Thick-bodied, with a linebacker’s build, Ford has a very strong lower half and core. He generates solid backspin carry to the gaps, stemming from a quiet set up and load, excellent balance throughout the stroke. The swing plane is level with average bat speed, and he keeps the barrel in the zone, while still creating some lift. He shows gap-to-gap doubles pop in BP, and he is showing an increased ability to work the ball to all fields with hard contact, though his in-game over-the-fence pop is mostly to the pull side. He is great at working deep in counts and shows above-average plate discipline (189:183 SO/BB rate as a pro).

At first base, the athleticism is apparent and the soft hands are more than capable of giving you average overall defense, with the range to make the routine plays and to bail out his infielders on occasion.

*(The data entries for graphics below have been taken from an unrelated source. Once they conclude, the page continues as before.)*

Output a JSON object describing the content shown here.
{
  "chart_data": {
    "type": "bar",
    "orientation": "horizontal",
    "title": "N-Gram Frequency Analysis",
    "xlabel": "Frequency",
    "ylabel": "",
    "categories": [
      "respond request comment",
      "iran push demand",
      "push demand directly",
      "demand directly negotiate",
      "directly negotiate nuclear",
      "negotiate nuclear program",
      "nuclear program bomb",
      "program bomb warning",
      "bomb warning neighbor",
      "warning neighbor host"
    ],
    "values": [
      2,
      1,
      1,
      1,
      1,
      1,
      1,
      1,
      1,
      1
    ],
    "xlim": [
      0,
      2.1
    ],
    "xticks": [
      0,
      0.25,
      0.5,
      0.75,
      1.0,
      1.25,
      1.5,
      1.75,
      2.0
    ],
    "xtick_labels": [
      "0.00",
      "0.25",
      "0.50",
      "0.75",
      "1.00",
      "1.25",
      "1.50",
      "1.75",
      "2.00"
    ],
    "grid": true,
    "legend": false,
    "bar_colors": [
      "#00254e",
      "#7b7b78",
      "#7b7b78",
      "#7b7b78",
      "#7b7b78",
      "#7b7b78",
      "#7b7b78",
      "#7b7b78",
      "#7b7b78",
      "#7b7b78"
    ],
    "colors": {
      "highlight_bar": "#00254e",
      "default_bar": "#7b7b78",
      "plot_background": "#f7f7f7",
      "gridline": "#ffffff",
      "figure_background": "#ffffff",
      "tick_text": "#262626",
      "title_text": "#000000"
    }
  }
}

On the base paths he’s a bit of a plodder with well-below-average speed; not threat to steal a bag, but with solid reads and baserunning instincts to avoid being a baseclogger.

He is a fairly polished prospect at this point, with 800-plus plate appearances at the High A and Double-A levels. He’s proven his approach works against advanced pitching (roughly .279 average and .372 on-base percentage across High A/Double-A from 2015-present). If the production at the plate returns, and he remains healthy, the Yankees will be hard-pressed not to push him up to Triple-A Scranton and see what they have. He’s got a moderate-risk floor of a Role 35, up/down first baseman, with the on-base numbers giving him value as a lefty bat off the bench despite not having the true power numbers that you like to see from a corner guy. His ceiling is that of a Role 45 second-division first baseman, good for .270 average and .360-to-.370 on-base percentage, 10 home runs, and his share of doubles while moving between first base and DH.